Mobile phone companies like to tie you into long-term contracts - these days it's not unusual to have a 24 month contract. I waited until our contracts expired - ask your provider if you're not sure - and contacted Virgin Mobile to renegotiate. Usually, they will offer you a massively reduced monthly premium just to stop you taking your business elsewhere and when you're no longer under contract you have the control.
I rang Virgin when the Teenager's contract expired but I didn't like the offer they made so I asked them for a PAK code for the phone (which allows you to unlock it to use with other phone providers).
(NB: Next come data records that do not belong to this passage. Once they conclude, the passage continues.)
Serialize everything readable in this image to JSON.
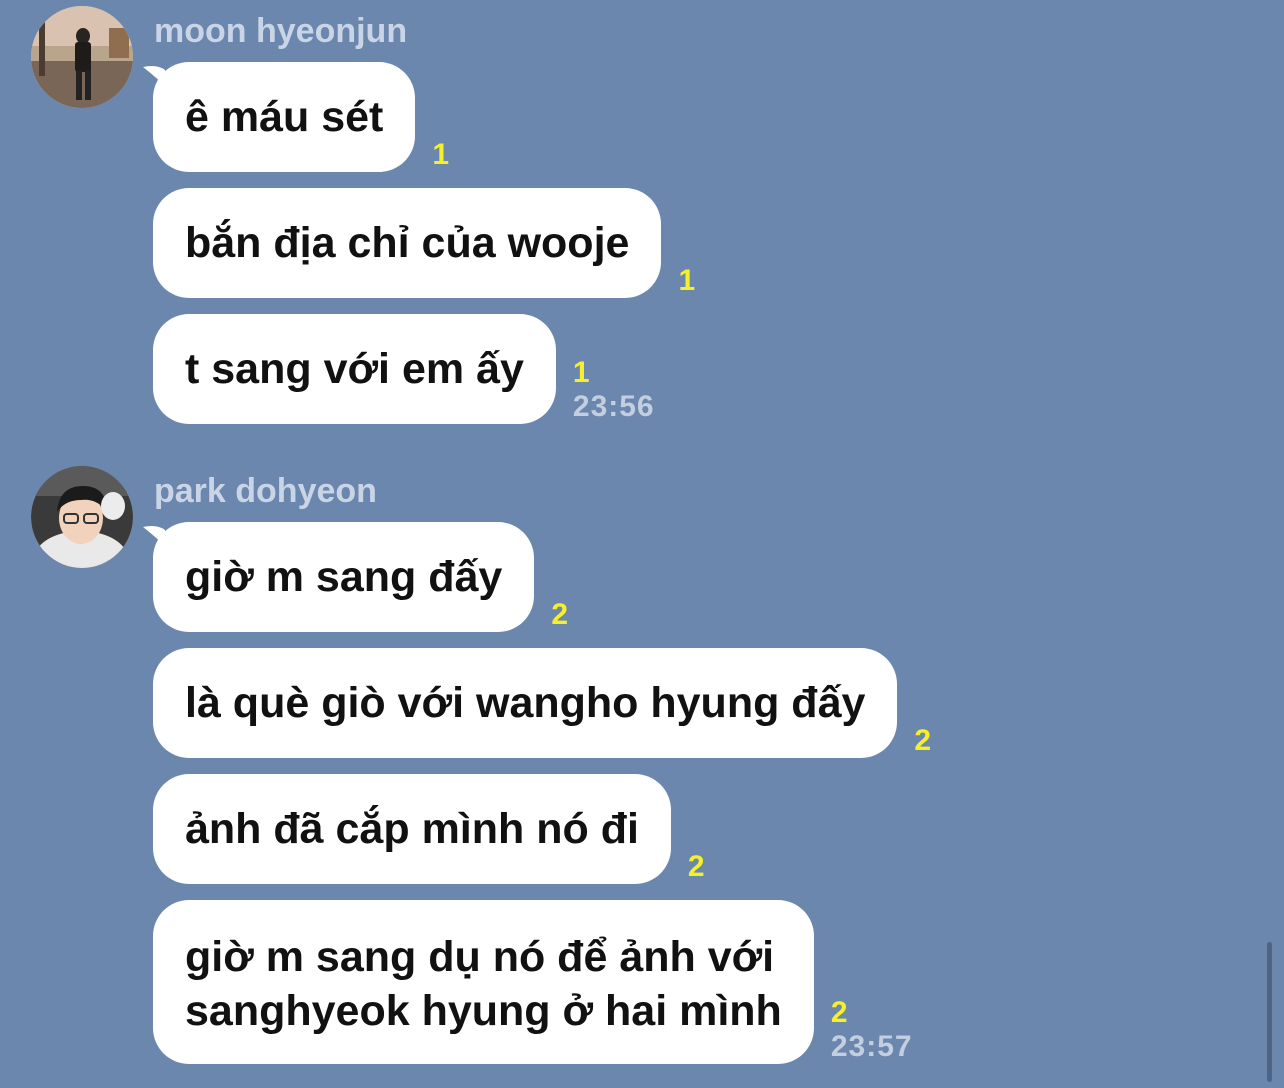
{
  "groups": [
    {
      "sender": "moon hyeonjun",
      "messages": [
        {
          "text": "ê máu sét",
          "unread": "1",
          "time": ""
        },
        {
          "text": "bắn địa chỉ của wooje",
          "unread": "1",
          "time": ""
        },
        {
          "text": "t sang với em ấy",
          "unread": "1",
          "time": "23:56"
        }
      ]
    },
    {
      "sender": "park dohyeon",
      "messages": [
        {
          "text": "giờ m sang đấy",
          "unread": "2",
          "time": ""
        },
        {
          "text": "là què giò với wangho hyung đấy",
          "unread": "2",
          "time": ""
        },
        {
          "text": "ảnh đã cắp mình nó đi",
          "unread": "2",
          "time": ""
        },
        {
          "text_line1": "giờ m sang dụ nó để ảnh với",
          "text_line2": "sanghyeok hyung ở hai mình",
          "unread": "2",
          "time": "23:57"
        }
      ]
    }
  ],
  "colors": {
    "background": "#6b87ad",
    "bubble": "#ffffff",
    "unread": "#f6f02a",
    "sender": "#c9d5e6"
  }
}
I then shopped around, before the Teenager suggested going with GiffGaff who have cheap monthly payments (you choose from a variety of packages) and, best of all, no contract! It was very easy to arrange online and once they'd sent us the Sim card we inserted it into the Teenager's unlocked phone. Job done. The cost went from £17.99 with Virgin to £10 with GiffGaff, a saving of £7.99 a month.
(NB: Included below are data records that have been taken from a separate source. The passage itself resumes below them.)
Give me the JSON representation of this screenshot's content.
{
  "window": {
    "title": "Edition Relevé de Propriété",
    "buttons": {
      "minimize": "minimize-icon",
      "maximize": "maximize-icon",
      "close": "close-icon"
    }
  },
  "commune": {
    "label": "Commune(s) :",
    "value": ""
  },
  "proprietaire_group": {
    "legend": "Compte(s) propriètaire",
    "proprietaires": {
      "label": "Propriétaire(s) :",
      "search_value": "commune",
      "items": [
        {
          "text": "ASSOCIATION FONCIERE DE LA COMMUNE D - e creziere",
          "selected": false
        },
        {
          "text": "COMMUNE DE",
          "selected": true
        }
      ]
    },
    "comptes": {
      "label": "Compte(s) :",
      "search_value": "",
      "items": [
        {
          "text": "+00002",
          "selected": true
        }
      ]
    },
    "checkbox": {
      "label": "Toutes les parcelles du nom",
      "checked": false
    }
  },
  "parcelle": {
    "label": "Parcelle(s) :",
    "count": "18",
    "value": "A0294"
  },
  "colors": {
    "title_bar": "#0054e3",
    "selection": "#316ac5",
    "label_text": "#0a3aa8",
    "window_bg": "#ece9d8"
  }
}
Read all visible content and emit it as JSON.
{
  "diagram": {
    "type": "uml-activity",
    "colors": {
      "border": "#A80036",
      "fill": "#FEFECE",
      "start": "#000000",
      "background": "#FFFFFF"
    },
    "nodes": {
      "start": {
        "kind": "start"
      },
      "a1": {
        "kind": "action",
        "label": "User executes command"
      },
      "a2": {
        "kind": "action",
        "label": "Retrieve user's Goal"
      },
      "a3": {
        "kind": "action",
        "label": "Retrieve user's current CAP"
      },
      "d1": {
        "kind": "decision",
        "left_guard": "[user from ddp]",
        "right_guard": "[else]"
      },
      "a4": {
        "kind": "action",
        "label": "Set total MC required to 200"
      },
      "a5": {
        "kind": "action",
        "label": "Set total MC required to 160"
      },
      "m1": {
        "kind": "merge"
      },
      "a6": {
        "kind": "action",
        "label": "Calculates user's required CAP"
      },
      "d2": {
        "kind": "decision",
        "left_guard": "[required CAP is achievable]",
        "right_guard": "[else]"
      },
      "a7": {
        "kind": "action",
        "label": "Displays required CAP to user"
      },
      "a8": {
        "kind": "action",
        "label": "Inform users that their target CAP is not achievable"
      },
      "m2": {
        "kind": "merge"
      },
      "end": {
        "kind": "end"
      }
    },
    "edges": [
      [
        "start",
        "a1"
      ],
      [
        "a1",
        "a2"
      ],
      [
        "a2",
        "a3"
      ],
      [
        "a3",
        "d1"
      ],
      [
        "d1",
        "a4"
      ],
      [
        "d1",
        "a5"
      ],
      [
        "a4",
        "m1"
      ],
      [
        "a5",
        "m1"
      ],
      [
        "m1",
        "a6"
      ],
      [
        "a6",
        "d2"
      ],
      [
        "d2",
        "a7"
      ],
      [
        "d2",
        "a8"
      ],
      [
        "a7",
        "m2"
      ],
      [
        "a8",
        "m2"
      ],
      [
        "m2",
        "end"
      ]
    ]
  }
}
Tall Daughter's contract ran out in October and mine ran out last month. I rang Virgin again, and this time they were keener to keep our business. I turned down their offer of new phones (which would automatically tie us in to a further 24 months) and opted to continue using the phones we already had (both work fine, they're just a bit scratched) and a Sim-only 12 month contract for both phones - my bill was reduced from £12.34 to £5.00 a month, and TD's went from £18.50 to £7.00 even though we still have the same phone, text and internet allowances. That's a saving of £18.84 a month.
In addition, when I was checking my direct debits I noticed that there was a third Virgin mobile payment going out each month. I rang them and asked why if I was still being charged for The Teenager's phone but after several phone calls, two emails and a lot of raised voices (okay, just one raised voice: mine) it turned out they had made a mistake when renewing TD's contract the previous year and had charged me for a third (unused) contract. Bearing in mind that I must have allowed the initial permission I'm also at fault, and given that I like to think I'm pretty good at managing my finances this was a major error on my part. For over 12 months a direct debit for £12.99 had been leaving my account for something I never had or used! I think I missed it because it was a similar amount to another mobile contract and it had nothing to identify it on my bank account other than 'Virgin Mobile'. Seriously people, check your bank account and query every single payment.
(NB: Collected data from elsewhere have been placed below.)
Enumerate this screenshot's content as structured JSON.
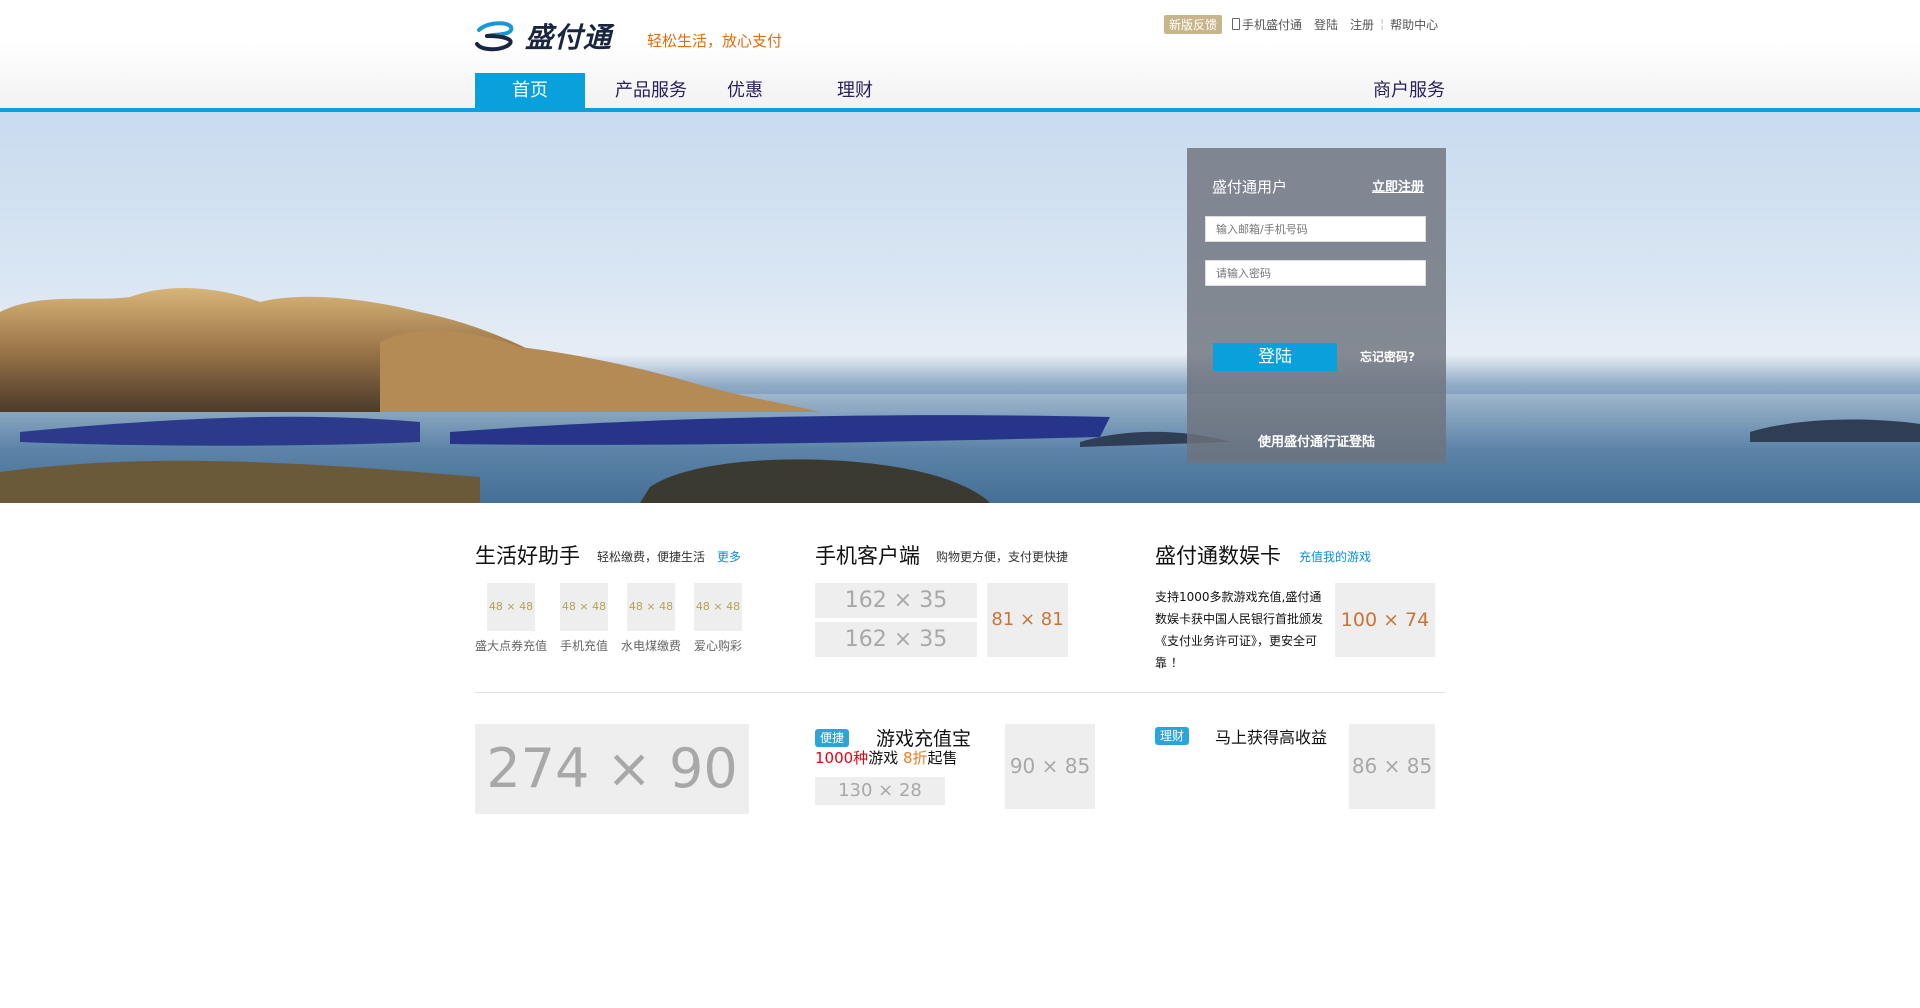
{
  "header": {
    "logo_text": "盛付通",
    "slogan": "轻松生活，放心支付",
    "feedback": "新版反馈",
    "mobile": "手机盛付通",
    "login": "登陆",
    "register": "注册",
    "help": "帮助中心"
  },
  "nav": {
    "items": [
      "首页",
      "产品服务",
      "优惠",
      "理财"
    ],
    "merchant": "商户服务"
  },
  "login": {
    "title": "盛付通用户",
    "register_now": "立即注册",
    "email_placeholder": "输入邮箱/手机号码",
    "password_placeholder": "请输入密码",
    "submit": "登陆",
    "forgot": "忘记密码?",
    "passport": "使用盛付通行证登陆"
  },
  "life": {
    "title": "生活好助手",
    "subtitle": "轻松缴费，便捷生活",
    "more": "更多",
    "icon_size": "48 × 48",
    "items": [
      "盛大点券充值",
      "手机充值",
      "水电煤缴费",
      "爱心购彩"
    ]
  },
  "mobile_client": {
    "title": "手机客户端",
    "subtitle": "购物更方便，支付更快捷",
    "ph1": "162 × 35",
    "ph2": "162 × 35",
    "ph3": "81 × 81"
  },
  "card": {
    "title": "盛付通数娱卡",
    "link": "充值我的游戏",
    "desc": "支持1000多款游戏充值,盛付通数娱卡获中国人民银行首批颁发《支付业务许可证》，更安全可靠 ！",
    "ph": "100 × 74"
  },
  "bottom": {
    "banner_ph": "274 × 90",
    "game": {
      "tag": "便捷",
      "title": "游戏充值宝",
      "count": "1000种",
      "word_game": "游戏",
      "discount": "8折",
      "sale": "起售",
      "ph_small": "130 × 28",
      "ph_img": "90 × 85"
    },
    "finance": {
      "tag": "理财",
      "title": "马上获得高收益",
      "ph_img": "86 × 85"
    }
  }
}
So, all in all, after cancelling the third contract (and getting a refund) and renegotiating the other two that's a saving of £31.83 a month. Add that to the other savings I made by cancelling other direct debits and that's a very handsome saving of £61.83 a month. Combine that figure with the menu planning savings and I've easily reduced costs by over £100 each month. Not bad, especially when you consider I thought I was already pretty thrifty!
I'm going to continue saving money wherever I can and although it would be very tempting to use the extra money to fund our lifestyle, I'm putting it into a savings account to give us a bit of stability.
Are you thrifty? When was the last time you checked your bank account? What are your best money-saving tips for 2014?